- The social phenomena and adherence aspects
Just as with the science section above, there is appropriate and inappropriate deployment of ‘CAGW’ to describe social phenomena in the climate domain. So for instance it’s appropriate to talk about a social consensus in catastrophe among certain groups, but not a scientific consensus within the IPCC, say. It’s appropriate to describe ardent members of a green NGO who are heavily involved in promoting climate catastrophe narratives, as ‘CAGW advocates’ say, yet certainly not to apply this term to ‘all Democrats’, for instance, even if statistically there is somewhat more catastrophe narrative promotion by members of that party. Such labelling even when appropriate, does not imply any wrong-doing or dysfunction on the part of those so labelled, although some level of ‘faith’ (to use another partner term that crops up) in the narrative that many world leaders have lavished on the public for many years, is both likely and eminently understandable. Partner terms like ‘hoax’ and ‘scam’ are generally inappropriate too, because they cannot be main causation for the CAGW phenomenon32.
It comes down to who is adding the catastrophic, or ‘C’, to the mix. Michael Barnard at Quora notes in his discussion of ‘CAGW’: ‘Emotive adjectives are intended to create an emotional response rather than an intellectual response. Catastrophic is an emotive adjective.’ Yes. For sure over-emotive content tends to cloud judgment; in memetic terms more-emotive memes have a greater selection value than less-emotive ones in domains of high (or even perceived high) uncertainty, thus preferentially prospering. Which is exactly why the narrative of catastrophe abounds within authority statements about climate change, per footnotes 1 to 5, plus is so pervasive within the public domain generally. (However, an ‘intent’ can’t be assumed; regarding emergent narratives the great majority of people are propagating what they genuinely and passionately think is truth). The Quroa text continues: ‘Adding catastrophic to the neutral phrase “anthropogenic global warming” is making it needlessly emotive.’ So, if indeed the person deploying ‘CAGW’ is needlessly adding the ‘C’, then yes. But… if that ‘C’ merely reflects the catastrophic that already existed regarding the social phenomenon or group or followers being described (e.g. Greenpeace politically pressuring with a campaign based upon certain catastrophic climate change), or indeed per section 2 catastrophic narrative or section 3 *specific* science / scientists aligned to catastrophe, then the ‘C’ is a correct and proper description. Emotive persuasion was injected by that being described, not by the mere act of (correctly) describing it.

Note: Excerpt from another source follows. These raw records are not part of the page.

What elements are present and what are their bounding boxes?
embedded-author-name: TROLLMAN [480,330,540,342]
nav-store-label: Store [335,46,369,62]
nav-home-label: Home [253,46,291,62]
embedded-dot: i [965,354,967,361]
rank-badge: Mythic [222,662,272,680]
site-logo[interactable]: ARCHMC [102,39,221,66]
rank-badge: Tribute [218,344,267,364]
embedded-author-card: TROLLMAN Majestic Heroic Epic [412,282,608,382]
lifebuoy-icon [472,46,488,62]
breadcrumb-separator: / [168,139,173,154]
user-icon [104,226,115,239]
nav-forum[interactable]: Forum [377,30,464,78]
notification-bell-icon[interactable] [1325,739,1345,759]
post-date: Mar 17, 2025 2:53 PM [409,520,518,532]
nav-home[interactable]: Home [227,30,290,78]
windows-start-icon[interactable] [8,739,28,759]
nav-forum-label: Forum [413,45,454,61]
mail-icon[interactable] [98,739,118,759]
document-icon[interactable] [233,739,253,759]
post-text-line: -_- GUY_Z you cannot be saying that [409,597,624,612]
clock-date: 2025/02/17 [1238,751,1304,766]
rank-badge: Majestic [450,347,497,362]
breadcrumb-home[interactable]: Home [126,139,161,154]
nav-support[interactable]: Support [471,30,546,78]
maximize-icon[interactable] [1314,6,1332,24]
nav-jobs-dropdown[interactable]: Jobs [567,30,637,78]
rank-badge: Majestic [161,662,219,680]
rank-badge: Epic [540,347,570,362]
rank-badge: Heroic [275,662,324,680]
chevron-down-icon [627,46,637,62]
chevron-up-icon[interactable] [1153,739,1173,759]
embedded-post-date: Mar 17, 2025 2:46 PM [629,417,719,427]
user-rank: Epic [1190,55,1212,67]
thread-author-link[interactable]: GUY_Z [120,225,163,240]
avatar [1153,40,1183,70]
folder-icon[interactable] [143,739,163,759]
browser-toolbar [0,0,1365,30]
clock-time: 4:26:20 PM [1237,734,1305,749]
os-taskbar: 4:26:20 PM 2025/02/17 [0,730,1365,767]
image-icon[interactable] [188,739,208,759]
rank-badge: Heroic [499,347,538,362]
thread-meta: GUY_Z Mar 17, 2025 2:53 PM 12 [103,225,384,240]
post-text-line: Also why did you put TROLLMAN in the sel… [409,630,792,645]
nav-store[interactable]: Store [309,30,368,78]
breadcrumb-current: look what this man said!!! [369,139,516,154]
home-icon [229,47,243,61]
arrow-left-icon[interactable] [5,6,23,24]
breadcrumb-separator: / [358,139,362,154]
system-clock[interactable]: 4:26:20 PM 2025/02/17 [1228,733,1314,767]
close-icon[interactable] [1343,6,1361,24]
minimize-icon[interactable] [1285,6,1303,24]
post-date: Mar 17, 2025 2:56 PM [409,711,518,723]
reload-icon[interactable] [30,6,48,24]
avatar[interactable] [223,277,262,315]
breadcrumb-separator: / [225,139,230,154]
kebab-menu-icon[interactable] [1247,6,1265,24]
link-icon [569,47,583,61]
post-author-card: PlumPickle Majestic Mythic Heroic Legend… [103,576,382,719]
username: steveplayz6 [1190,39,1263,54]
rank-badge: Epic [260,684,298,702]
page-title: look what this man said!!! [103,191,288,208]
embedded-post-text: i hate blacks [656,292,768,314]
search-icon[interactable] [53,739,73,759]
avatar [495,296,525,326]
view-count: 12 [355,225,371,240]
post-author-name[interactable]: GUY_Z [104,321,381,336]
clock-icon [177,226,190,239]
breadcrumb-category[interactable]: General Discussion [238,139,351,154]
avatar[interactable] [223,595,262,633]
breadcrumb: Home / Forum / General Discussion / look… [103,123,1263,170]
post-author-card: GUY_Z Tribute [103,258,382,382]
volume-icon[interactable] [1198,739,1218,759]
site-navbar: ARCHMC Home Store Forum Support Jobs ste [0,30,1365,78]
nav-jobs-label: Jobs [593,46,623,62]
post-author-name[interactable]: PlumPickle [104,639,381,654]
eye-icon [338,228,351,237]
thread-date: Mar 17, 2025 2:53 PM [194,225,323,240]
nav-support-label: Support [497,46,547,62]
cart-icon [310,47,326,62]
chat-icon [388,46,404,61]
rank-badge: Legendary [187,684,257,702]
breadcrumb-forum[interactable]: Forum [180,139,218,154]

Michael’s valid points about emotive descriptors and neutrality miss the big picture. While emphasizing as I do that ‘CAGW’ misrepresents mainstream / AR5WGC climate science, he makes no mention that according to an array of the highest authority sources, so largely within the public understanding too, the catastrophic is backed by mainstream climate / AGW science. Not to mention missing that describing pre-existing highly emotive phenomena, requires a meaningful reference to the emotive content.